SURABAYA PAGI, Surabaya - Bersepeda di malam hari menjadi fenomena baru di Kota Surabaya selama pandemi Covid-19. Untuk itu, Dinas Perhubungan (Dishub) Surabaya bersama Satlantas Polrestabes Surabaya serta Satpol PP getol melakukan patroli gabungan agar kegiatan bersepeda ini tetap tertib dan menerapkan protokol kesehatan.

 Kepala Dishub Kota Surabaya, Irvan Wahyudrajat mengatakan, untuk menertibkan dan melindungi para pesepeda dari kendaraan bermotor, pihaknya telah menambah lebar lajur khusus pop up bike lane. Sejak Sabtu (27/6) sore, penambahan lajur khusus sepeda ini disiapkan di sepanjang Jalan Tunjungan Surabaya.

 “Sejak Sabtu malam kita koordinasi dengan Satlantas Polrestabes Surabaya di Jalan Tunjungan. Sedangkan Minggu pagi, disiapkan di Jalan Raya Darmo,” kata Irvan saat dikonfirmasi, Minggu (28/6).

 Irvan menjelaskan, penambahan lebar lajur khusus sepeda ini disiapkan agar pesepeda bisa lebih tertib dan aman saat berkendara. Sebab, melihat fenoma saat ini, bersepeda pada Sabtu malam dan Minggu pagi menjadi trend baru di Kota Surabaya. 

 “Biasanya Sabtu malam dan Minggu pagi ini volume bersepeda meningkat. Nah, supaya mereka aman kita buat traffic cone, agar mereka terlindungi dan terpisah dari kendaraan bermotor,” jelas dia.

 Meski sebelumnya lajur khusus sepeda ini telah disediakan, namun volume bersepeda meningkat saat Sabtu malam dan Minggu pagi. Makanya, Dishub bersama Polrestabes Surabaya menambah lebar lajur khusus bersepeda ini khusus Sabtu malam di sepanjang Jalan Raya Tunjungan dan Minggu pagi di Jalan Raya Darmo. “Kita ingin keselamatan bersama, karena trendnya yang lagi booming ini, terus satu lajur yang sebelumnya kita siapkan itu tidak cukup,” jelas dia.

 Berdasarkan data Dishub Surabaya, sebelumnya lajur khusus sepeda ini telah dibuat dengan panjang ruas jalan mencapai 15.029 meter. Meliputi, Jl. Darmo (Masjid Al Falah - Pandegiling), Utara Selatan dengan panjang ruas 4.080 meter, JL. Basuki Rahmat 2 sisi 1.100 meter, JL. Gubernur Suryo 2 sisi 450 meter, Jl. Panglima Sudirman 2 sisi 1000 meter, Jl. Yos Sudarso 2 sisi 409 meter, Jl. Pemuda 2 sisi 465 meter, Jl. Gubeng (Sulawesi Taman Lansia) 2 sisi 678 meter, Jl. Walikota Mustajab 303 meter, Jl. Wijaya Kusuma 330 meter dan Frontage A. Yani Sisi Barat (Bank BNI - Royal Plaza) 4.240 meter.

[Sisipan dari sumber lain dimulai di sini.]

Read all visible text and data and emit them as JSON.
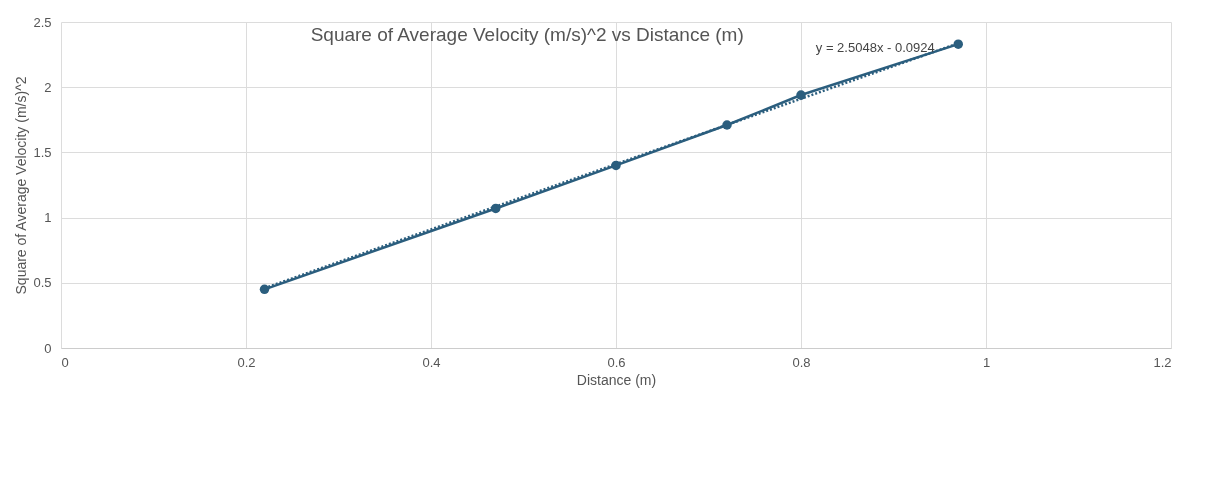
{
  "chart_data": {
    "type": "line",
    "title": "Square of Average Velocity (m/s)^2 vs Distance (m)",
    "xlabel": "Distance (m)",
    "ylabel": "Square of Average Velocity (m/s)^2",
    "x": [
      0.22,
      0.47,
      0.6,
      0.72,
      0.8,
      0.97
    ],
    "series": [
      {
        "color": "#2b5e7e",
        "values": [
          0.45,
          1.07,
          1.4,
          1.71,
          1.94,
          2.33
        ],
        "marker": "circle",
        "line_style": "solid"
      },
      {
        "type": "line",
        "color": "#2b5e7e",
        "x": [
          0.22,
          0.97
        ],
        "values": [
          0.459,
          2.337
        ],
        "line_style": "dotted"
      }
    ],
    "annotations": [
      "y = 2.5048x - 0.0924"
    ],
    "xlim": [
      0,
      1.2
    ],
    "xticks": [
      0,
      0.2,
      0.4,
      0.6,
      0.8,
      1,
      1.2
    ],
    "ylim": [
      0,
      2.5
    ],
    "yticks": [
      0,
      0.5,
      1,
      1.5,
      2,
      2.5
    ],
    "grid": true
  }
}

 Selain itu, lajur sepeda ini sebelumnya juga telah disiapkan di Jl. Sumatera (Jl. Kalimantan - TL Gubeng Pojok) 518 meter, Jl. Sulawesi (Toko Prima Buah - Taman Persahabatan) 2 sisi 458 meter, Fly Over Gubeng Pojok 130 meter, Jl. Prof Dr. Moestopo (Depo Slamet - PDAM Surya Sembada) 280 meter serta Jl. Dr. Soetomo sisi selatan (Kantor Wismilak - Taman Korea) 588 meter.

 Berdasarkan hasil evaluasi saat kegiatan patroli gabungan, Irvan menyatakan, ada beberapa pesepeda yang diketahui masih belum disiplin menerapkan protokol kesehatan, seperti memakai masker. Bagi mereka yang tidak memakai masker, petugas Satpol PP Surabaya memberikan sanksi hukuman.

 “Hasil evaluasi beberapa tidak memakai masker, dari Satpol PP kita berikan punishment ada yang push up. Karena ditambah lajurnya, sehingga mereka lebih luas (tertib), jadi jaga jarak, kanan kirinya lebih lebar,” terangnya.

 Sementara itu, salah satu pesepeda malam adalah Iqbal Basyari (33). Alumnus UGM (Universitas Gadjah Mada) Jogjakarta ini menyatakan, bahwa lajur sepeda yang disiapkan Pemkot Surabaya saat ini sangat memadahi. Apalagi, pelican crossing untuk penyebrangan orang juga mendukung.

 “Lajur sudah memadahi, terus adanya pelikan croosing untuk penyeberangan para pesepeda ini menjadi lebih aman. Selain itu, lajur sepeda ada di kedua sisi jalan, contohnya di Jalan Basuki Rahmat dan Jalan Tunjungan,” kata Iqbal.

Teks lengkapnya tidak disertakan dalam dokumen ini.